We use game theory techniques that are proven to keep people motivated. Point systems and progress bars are great ways to encourage people to take action. When users take our Health Survey, which starts the process of personalizing their Rally experience, there’s a persistent progress bar on the bottom of the screen that lets them know how much they’ve completed. This not only lets them feel a sense of satisfaction at what they’ve accomplished, and relief that they’re that much closer to the end, but the idea of completing the progress bar also provides a subtle motivation to finish. We use little touches like that throughout all our products, and the results are clear. Over and over again, our users talk about how simple and fun it is to use Rally.

    10. Design like you work at Apple, Amazon, or Netflix

In our view, it should be as easy to get health care as it is to buy music online, where with just a couple of clicks, you can see an entire song list, lyrics, and discography. Amazon, Netflix, iTunes, and other great tech companies have made it incredibly easy for users to get what they want — why shouldn’t it be the same for seeing your health records, scheduling an appointment, or figuring out the little things you can to do to keep yourself healthy?
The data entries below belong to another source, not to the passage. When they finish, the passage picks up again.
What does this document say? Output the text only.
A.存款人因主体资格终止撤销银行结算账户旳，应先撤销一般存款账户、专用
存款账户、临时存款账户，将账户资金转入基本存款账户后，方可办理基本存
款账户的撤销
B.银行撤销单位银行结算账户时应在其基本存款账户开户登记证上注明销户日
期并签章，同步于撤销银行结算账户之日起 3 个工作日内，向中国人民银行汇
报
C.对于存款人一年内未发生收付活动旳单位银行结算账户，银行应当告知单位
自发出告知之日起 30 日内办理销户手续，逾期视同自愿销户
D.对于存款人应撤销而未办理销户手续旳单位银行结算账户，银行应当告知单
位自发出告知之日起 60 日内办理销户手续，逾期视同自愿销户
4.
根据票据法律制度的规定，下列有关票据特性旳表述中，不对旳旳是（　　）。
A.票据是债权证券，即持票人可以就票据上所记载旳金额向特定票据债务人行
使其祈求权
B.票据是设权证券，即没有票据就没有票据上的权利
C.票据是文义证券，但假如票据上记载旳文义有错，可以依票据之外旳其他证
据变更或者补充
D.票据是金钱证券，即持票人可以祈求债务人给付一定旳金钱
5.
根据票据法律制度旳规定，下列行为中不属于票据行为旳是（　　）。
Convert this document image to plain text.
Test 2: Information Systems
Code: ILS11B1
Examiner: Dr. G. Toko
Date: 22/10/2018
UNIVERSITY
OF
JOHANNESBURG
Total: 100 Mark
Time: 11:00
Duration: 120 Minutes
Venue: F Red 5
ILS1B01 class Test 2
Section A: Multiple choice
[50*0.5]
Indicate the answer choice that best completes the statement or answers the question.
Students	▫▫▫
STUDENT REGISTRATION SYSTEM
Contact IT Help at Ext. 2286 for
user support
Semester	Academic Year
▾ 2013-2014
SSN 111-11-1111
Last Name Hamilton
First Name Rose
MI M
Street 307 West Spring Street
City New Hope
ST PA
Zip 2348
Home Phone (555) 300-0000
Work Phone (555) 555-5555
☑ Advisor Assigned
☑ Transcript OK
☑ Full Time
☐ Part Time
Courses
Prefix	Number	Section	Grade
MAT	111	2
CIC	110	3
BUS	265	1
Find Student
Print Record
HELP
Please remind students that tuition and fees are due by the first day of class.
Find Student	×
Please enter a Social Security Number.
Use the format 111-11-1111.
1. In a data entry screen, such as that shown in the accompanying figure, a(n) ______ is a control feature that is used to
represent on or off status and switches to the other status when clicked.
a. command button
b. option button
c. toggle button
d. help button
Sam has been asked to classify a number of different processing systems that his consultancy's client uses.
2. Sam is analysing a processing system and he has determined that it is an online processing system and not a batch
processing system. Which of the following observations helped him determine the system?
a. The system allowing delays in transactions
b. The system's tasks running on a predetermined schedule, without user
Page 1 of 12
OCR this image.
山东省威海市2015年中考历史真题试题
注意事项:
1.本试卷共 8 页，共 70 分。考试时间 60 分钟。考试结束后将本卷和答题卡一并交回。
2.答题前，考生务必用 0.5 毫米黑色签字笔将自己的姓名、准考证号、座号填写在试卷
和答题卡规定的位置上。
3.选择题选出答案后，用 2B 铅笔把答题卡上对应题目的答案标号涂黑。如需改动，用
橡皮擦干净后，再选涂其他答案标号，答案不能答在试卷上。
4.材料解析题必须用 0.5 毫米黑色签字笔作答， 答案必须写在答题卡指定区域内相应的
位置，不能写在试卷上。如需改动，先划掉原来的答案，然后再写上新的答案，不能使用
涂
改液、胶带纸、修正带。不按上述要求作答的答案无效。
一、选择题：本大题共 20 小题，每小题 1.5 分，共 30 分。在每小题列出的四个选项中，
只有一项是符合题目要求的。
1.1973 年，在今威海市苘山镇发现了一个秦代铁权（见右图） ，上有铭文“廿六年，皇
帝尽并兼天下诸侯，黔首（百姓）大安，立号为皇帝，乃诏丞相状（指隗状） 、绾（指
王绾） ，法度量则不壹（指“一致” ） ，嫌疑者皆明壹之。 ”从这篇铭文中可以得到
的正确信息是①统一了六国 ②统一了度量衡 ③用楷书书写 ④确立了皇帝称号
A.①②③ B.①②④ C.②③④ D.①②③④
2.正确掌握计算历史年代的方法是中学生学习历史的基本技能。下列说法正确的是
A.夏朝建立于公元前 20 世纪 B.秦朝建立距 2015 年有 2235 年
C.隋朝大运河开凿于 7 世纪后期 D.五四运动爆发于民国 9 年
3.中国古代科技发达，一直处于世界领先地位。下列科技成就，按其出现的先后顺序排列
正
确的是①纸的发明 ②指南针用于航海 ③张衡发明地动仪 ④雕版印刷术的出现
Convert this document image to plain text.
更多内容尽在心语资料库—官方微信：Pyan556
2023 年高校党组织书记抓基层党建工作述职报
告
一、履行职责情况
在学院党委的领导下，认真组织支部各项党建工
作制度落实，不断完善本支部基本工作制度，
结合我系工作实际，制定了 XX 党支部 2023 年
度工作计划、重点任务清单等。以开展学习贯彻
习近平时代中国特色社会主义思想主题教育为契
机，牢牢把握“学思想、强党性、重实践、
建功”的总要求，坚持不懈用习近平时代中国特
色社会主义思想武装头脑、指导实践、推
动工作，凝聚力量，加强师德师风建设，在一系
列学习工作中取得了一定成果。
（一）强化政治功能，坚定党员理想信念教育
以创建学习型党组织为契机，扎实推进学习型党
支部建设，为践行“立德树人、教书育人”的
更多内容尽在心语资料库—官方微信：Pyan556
Thinking like these big companies can lead you to all kinds of new and interesting ideas. At Rally, for instance, we ask ourselves, “Why can’t you check out of a hospital from your phone, like you can check out of a hotel? Or schedule a doctor’s appointment right when you need one, just like you call a car from Uber or Lyft?” I’m not saying we’ll be offering those features anytime soon. What I can guarantee is that we will continue to think through each and every element in our quest to make Rally as easy to use as the best sites around.

Rhett Woods is Chief Creative Officer at Rally Health.